Я пожал плечами. Вив скользнула мимо меня, сонно улыбаясь и волоча за собой овчину. У первой ступеньки Хэнк остановился; глаза его на мгновение встретились с моим взглядом: «Ммм… Ли… — Блестящие, как зеленое стекло, о чем-то молящие, но вот он снова опускает их и принимается рассматривать сломанный ноготь на большом пальце. — Жаль, что меня там не было». Я ничего не ответил — в этом мгновенном неуловимом взгляде я прочел больше чем вину, больше чем раскаяние.

— Правда, мне очень жаль — может, я мог бы чем-нибудь помочь. — Имея в виду: «А было чем?»

— Не знаю, Хэнк. — Имея в виду: «Ты и так сделал достаточно».

— Я все это время думал о ней. — Имея в виду: «Ты считаешь, я виноват?»

— Да. — Имея в виду: «Мы все виноваты».

— Ну ладно, — глядя на исковерканный ноготь, и пытаясь еще что-то сказать, еще что-то спросить, услышать, и не умея, — пожалуй, пойду дрыхать.

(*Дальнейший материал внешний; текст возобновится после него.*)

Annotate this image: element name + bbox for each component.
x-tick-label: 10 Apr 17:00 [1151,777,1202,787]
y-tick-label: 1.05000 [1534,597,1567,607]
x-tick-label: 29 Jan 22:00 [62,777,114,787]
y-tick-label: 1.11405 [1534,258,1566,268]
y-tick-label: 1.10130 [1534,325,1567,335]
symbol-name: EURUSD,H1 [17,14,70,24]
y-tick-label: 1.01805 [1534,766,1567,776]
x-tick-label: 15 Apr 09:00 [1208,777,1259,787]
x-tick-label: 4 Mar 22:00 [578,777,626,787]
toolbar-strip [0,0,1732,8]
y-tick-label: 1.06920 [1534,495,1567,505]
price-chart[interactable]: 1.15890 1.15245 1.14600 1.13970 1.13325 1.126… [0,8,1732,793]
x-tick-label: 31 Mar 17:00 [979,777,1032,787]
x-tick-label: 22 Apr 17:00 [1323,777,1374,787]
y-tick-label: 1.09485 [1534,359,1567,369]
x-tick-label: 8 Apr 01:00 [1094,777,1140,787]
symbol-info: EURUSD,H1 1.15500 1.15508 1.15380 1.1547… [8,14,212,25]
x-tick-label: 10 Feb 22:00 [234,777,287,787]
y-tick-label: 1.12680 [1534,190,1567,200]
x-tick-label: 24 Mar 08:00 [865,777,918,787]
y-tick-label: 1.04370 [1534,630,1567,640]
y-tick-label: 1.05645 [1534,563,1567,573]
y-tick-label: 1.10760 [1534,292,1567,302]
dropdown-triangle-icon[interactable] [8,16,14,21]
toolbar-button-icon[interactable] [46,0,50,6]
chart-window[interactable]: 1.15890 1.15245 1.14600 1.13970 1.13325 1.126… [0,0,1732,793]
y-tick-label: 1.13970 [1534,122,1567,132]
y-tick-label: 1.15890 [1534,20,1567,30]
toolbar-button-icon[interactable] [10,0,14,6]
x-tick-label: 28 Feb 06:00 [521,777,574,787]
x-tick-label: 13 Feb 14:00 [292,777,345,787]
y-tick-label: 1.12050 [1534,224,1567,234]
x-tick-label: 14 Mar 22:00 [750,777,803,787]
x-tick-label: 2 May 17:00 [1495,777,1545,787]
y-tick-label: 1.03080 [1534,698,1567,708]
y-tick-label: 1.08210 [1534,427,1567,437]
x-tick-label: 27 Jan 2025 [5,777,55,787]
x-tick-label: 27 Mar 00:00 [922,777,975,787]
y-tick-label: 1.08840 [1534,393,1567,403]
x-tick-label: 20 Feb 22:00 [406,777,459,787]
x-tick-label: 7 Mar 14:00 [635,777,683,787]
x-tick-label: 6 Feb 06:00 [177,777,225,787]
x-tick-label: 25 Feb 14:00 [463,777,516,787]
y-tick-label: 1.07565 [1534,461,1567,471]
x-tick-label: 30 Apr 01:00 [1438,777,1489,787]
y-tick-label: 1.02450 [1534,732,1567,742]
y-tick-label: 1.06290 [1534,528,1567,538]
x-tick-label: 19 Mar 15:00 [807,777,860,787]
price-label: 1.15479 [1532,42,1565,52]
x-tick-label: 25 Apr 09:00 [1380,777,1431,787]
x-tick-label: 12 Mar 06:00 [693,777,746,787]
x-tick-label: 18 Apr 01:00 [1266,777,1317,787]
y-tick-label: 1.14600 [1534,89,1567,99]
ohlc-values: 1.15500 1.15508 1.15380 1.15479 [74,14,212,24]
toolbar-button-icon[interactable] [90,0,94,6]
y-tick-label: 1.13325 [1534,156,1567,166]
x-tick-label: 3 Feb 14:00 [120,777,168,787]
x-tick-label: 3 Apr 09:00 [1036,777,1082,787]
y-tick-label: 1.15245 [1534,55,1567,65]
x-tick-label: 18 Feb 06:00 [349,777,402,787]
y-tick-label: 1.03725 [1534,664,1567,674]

— Да, — готовый ко всему, чего он только ни пожелает, — и я.

— Спок-нок, Ли, — бормочет сверху Вив.

— Спокойной ночи, Вив.

— Привет, Малыш.

— Хэнк.

Имея в виду: «Спокойной ночи, но лучше останься». Вив, тихая и легкая, как сонный луч света, останься, поговори со мной еще своими глазами. Хэнк, забудь все, что я скрывал за словами, останься, скажи что-нибудь еще. Это наш шанс. Это мой шанс. В пользу любви или ненависти, но только чтобы я наконец мог выбрать и утвердиться в них. Останьтесь, пожалуйста; пожалуйста, останьтесь…

Но они уходят. Напугав, измучив и одарив меня своей близостью, бросают одного. Я в полной растерянности. Мне кажется, мы были так близко друг от друга сегодня и почему-то промахнулись. Он не рискнул идти дальше, и я не смог. Сквозь марево ежевичной каши и пьянящую кислоту напитка, в то время как мой брат со своей женой исчезают на лестнице, уходя в свою личную жизнь, спать, я оглядываюсь назад, на прошедший вечер, и думаю: «Сегодня у нас почти получилось. Немного смелости — и все бы получилось. В какое-то мгновение мы были очень близки — сердца наши набухли и созрели, открывшись трепещущим пальцам друг друга… Чуть-чуть бы нежного мужества в этот дивный момент — и все бы изменилось».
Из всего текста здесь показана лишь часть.